Pamela Milner said the community has blessed her family through Cafe Central’s open heart.
“I’ve been coming here for a while with my family. I think the soup kitchen was a good idea, and it’s been a blessing to us,” Milner said. “I appreciate them for letting us come here, especially during the summer when school is out and it’s a hard time to feed your kids; it’s just a blessing.”

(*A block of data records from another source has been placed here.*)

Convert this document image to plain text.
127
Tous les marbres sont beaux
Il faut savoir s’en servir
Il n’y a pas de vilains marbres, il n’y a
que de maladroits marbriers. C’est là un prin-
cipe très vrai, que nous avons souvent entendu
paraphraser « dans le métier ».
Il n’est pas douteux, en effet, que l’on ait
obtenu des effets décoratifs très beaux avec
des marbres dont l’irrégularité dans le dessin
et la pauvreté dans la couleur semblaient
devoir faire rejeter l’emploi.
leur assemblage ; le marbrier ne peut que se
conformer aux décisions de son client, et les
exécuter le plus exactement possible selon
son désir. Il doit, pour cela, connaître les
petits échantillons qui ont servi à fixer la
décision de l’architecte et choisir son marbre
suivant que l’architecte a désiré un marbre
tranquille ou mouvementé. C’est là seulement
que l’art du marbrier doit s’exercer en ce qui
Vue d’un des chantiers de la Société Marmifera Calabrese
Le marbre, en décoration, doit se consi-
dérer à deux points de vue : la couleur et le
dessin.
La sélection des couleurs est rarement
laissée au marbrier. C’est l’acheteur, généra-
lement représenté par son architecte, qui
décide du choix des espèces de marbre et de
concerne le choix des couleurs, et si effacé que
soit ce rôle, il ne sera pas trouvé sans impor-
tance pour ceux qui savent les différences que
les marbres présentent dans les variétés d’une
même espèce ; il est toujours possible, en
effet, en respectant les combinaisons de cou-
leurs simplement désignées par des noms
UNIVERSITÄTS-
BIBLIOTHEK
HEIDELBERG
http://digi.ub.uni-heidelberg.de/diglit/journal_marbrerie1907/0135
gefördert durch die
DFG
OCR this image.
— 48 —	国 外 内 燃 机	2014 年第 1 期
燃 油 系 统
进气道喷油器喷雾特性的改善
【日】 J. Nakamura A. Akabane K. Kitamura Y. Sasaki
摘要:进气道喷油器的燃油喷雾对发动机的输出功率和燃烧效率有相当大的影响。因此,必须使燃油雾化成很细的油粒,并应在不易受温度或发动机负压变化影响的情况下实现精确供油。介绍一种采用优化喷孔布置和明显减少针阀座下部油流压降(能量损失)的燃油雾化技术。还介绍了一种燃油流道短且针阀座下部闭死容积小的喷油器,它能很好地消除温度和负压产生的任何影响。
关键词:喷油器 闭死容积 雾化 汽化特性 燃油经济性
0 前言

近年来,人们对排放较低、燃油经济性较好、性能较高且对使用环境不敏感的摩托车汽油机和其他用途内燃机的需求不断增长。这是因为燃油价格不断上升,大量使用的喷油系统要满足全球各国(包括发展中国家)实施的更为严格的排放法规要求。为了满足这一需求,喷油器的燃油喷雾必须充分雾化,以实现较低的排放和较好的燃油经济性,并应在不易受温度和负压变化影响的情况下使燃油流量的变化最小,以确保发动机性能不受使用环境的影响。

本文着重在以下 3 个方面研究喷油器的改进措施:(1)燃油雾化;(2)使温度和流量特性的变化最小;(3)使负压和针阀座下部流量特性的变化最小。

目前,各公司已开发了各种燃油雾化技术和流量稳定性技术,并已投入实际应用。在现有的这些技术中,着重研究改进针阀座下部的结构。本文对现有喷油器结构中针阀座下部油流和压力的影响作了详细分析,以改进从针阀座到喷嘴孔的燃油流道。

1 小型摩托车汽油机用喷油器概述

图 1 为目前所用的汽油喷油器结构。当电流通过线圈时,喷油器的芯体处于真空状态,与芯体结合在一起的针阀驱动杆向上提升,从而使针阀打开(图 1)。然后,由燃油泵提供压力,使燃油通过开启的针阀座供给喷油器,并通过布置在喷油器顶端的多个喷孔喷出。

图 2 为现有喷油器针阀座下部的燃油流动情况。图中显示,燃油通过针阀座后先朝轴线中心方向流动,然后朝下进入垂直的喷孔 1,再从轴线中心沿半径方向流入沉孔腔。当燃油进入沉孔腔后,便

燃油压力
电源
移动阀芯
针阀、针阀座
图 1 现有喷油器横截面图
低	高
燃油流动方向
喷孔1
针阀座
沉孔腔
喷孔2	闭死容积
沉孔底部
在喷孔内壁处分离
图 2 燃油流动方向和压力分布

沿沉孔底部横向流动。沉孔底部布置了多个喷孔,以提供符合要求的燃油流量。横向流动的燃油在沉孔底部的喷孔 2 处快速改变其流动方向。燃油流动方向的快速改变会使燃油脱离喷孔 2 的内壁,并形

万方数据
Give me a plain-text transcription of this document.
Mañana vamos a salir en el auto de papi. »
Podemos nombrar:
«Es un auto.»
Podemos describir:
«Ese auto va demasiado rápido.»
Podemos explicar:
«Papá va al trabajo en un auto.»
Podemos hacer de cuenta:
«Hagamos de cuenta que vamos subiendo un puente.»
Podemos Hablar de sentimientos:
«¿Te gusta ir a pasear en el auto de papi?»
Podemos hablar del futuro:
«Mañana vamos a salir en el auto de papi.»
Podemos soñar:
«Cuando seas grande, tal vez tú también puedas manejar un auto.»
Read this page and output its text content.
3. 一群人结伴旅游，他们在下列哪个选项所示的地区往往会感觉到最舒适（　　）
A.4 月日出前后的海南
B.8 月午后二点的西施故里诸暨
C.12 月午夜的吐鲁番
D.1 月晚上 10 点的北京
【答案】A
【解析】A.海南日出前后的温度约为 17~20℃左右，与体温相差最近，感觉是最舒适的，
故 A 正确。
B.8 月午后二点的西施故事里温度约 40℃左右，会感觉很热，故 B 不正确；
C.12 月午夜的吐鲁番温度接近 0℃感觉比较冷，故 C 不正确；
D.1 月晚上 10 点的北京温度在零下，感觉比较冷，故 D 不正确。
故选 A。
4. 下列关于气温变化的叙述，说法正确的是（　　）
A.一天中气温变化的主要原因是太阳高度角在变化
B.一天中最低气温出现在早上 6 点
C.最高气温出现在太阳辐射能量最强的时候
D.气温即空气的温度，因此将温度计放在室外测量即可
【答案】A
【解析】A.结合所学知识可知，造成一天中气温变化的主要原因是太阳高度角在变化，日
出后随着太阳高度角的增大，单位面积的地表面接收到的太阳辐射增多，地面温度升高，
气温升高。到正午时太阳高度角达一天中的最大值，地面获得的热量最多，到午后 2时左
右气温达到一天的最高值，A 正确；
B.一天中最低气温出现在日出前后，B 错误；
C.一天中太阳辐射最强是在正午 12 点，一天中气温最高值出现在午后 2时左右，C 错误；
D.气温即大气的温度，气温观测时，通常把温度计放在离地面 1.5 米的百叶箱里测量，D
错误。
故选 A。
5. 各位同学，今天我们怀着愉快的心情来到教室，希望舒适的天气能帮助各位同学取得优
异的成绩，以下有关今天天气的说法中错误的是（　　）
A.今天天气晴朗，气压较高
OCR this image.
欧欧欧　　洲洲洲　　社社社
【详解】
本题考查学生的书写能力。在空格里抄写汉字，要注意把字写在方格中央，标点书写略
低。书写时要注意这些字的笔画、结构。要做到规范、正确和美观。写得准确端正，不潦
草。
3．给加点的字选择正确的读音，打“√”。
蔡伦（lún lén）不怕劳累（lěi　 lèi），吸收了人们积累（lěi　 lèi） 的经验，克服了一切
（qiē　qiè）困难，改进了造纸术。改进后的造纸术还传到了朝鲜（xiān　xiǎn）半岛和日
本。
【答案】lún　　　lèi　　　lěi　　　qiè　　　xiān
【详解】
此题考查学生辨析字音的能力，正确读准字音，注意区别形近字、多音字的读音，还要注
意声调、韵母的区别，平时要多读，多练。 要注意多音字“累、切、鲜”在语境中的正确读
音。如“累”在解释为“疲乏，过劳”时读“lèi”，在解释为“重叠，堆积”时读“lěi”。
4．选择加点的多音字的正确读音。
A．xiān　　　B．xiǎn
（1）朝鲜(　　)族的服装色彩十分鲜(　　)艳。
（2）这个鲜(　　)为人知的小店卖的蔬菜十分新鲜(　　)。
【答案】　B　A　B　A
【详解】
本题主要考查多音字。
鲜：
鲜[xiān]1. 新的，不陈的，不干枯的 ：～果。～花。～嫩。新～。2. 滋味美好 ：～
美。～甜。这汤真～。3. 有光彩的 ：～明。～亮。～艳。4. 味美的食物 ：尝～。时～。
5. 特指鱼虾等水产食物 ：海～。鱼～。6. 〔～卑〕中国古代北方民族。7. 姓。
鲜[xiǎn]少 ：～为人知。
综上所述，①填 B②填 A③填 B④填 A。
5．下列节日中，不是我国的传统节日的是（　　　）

“[The soup kitchen] helps most of the homeless people as well,” Jovan Goddard added after completing her plate. “God has blessed us to have a place like this for everyone to come to who needs it. I’m going to come for Thanksgiving, too.”
Bowen said Cafe Central is in the process of becoming a nonprofit organization. Hopefully earning the status early next year, the soup kitchen will be able to seek grants and other resources to help fund and supply an upward growth.
“We’re going to stand on our own as a separate part of the church. [Simmons] is a wonderful example and such an awesome person; without him, the soup kitchen would’ve never been here,” Bowen said. “We still want to expand to other days of the week, but we’re going to have to do something about growing money in order to do that.”